Today we’re going to get into details about having too little refrigerant, which is a common cause for air conditioning repair in West Chester, PA. The refrigerant lines in an air conditioner can develop leaks due to corrosion, and this problem can start affecting an AC system after only five years in service—it’s not just an “old air conditioner” problem!
Refrigerant leaks need repairs as soon as possible, since a low refrigerant charge puts the entire system in jeopardy. But refrigerant leaks aren’t often obvious at first, so we’ve put together a list of warning signs that will tell you it’s time to call us to check out the AC.
#1. Ice on the evaporator coil
Unfortunately, people sometimes assume that ice is a normal part of how an AC works. It’s not! An air conditioner shouldn’t create ice anywhere in the system when it is working normally. If you see ice forming along the evaporator coil, it often indicates the system is losing refrigerant.
This may sound backwards: why would less refrigerant cause ice to form? The reason is that when there’s less refrigerant moving through the coil, the coil won’t absorb enough heat to raise the temperature of the remaining refrigerant above freezing.

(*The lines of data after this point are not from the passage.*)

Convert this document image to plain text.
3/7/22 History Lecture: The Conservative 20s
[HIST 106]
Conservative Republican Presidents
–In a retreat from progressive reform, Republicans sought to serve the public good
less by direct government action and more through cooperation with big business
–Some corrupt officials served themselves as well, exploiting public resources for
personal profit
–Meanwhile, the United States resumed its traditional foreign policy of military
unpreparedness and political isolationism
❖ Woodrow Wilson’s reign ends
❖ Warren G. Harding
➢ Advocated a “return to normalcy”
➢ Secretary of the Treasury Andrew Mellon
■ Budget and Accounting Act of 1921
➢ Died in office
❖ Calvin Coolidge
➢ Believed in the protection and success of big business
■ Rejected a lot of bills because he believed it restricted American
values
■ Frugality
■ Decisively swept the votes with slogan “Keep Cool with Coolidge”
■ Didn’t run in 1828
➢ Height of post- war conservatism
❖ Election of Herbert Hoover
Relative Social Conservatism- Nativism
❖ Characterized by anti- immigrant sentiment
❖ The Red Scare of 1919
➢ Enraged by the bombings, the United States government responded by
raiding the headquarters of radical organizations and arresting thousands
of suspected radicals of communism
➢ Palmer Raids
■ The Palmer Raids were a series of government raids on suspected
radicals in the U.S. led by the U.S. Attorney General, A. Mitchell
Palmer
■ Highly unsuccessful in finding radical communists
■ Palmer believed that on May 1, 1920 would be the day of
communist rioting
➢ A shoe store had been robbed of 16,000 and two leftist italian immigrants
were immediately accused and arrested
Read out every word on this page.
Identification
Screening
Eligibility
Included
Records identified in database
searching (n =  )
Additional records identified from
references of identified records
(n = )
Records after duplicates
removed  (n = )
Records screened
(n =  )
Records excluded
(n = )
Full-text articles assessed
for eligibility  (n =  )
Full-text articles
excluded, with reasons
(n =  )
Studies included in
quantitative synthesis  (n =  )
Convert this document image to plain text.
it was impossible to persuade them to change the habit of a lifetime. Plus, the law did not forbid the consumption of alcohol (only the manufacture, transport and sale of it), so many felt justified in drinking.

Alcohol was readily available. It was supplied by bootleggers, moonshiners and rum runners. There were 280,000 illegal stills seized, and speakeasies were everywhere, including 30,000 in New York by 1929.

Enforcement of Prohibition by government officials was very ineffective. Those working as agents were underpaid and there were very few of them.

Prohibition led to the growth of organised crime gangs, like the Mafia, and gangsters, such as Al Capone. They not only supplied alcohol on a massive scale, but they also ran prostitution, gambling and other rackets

This will cause moisture on the coil to freeze and create the layer of ice you’re seeing.
#2. A rise in indoor humidity
Losing refrigerant will limit the cooling capacity of an AC, but you’re more likely to notice a change in indoor humidity levels before you notice a drop in cooling levels. The drop in refrigerant charge means the air conditioner is causing less moisture to condense from the air as it runs. Your AC isn’t a dehumidifier, but it does have dehumidification properties—and leaking refrigerant will throw those off.
#3. Hissing sounds
Do you hear a high-pitched hissing noise coming from either the indoor or outdoor components of your central AC? This is probably the sound of high-pressure refrigerant gas escaping from leaks in the lines.
#4. Bubbling sounds
Another warning sound from an air conditioner that points toward a refrigerant leak is bubbling. This is the sound of low-pressure refrigerant liquid escaping from leaks.

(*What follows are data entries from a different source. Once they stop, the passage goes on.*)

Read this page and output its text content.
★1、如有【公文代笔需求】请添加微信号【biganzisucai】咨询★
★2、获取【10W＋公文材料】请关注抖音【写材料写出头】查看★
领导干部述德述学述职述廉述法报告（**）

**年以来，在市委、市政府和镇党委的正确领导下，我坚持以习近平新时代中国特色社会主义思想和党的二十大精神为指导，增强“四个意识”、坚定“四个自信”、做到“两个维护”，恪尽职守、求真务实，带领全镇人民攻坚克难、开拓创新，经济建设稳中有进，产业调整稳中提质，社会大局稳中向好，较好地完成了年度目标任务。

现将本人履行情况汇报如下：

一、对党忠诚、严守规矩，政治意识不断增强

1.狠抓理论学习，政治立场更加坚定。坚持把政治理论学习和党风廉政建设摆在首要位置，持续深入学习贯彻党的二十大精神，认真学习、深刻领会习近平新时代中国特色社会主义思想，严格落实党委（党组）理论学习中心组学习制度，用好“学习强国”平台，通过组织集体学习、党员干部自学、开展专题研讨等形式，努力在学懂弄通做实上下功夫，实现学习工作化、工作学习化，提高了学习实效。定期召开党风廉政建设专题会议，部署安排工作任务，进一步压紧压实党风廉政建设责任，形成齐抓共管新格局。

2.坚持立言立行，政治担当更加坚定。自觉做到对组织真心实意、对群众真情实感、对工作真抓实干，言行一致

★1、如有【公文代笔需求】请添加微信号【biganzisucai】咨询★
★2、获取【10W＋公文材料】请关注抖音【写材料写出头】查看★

This is when the AC doesn’t complete a full cooling cycle and instead shuts off the compressor after less than 15 minutes, only to start up again a short time later. There are many sources for short-cycling and all of them need to be addressed. Refrigerant leaks change the pressure within the AC, which can trigger short-cycling.
#6. Uneven cooling
Experiencing hot spots around the house with rooms that aren’t warming up the way they should? This indicates the AC is losing its cooling capacity, and refrigerant leaks are a possible cause. No matter the origin of this problem, you’ll want professionals to look into it right away.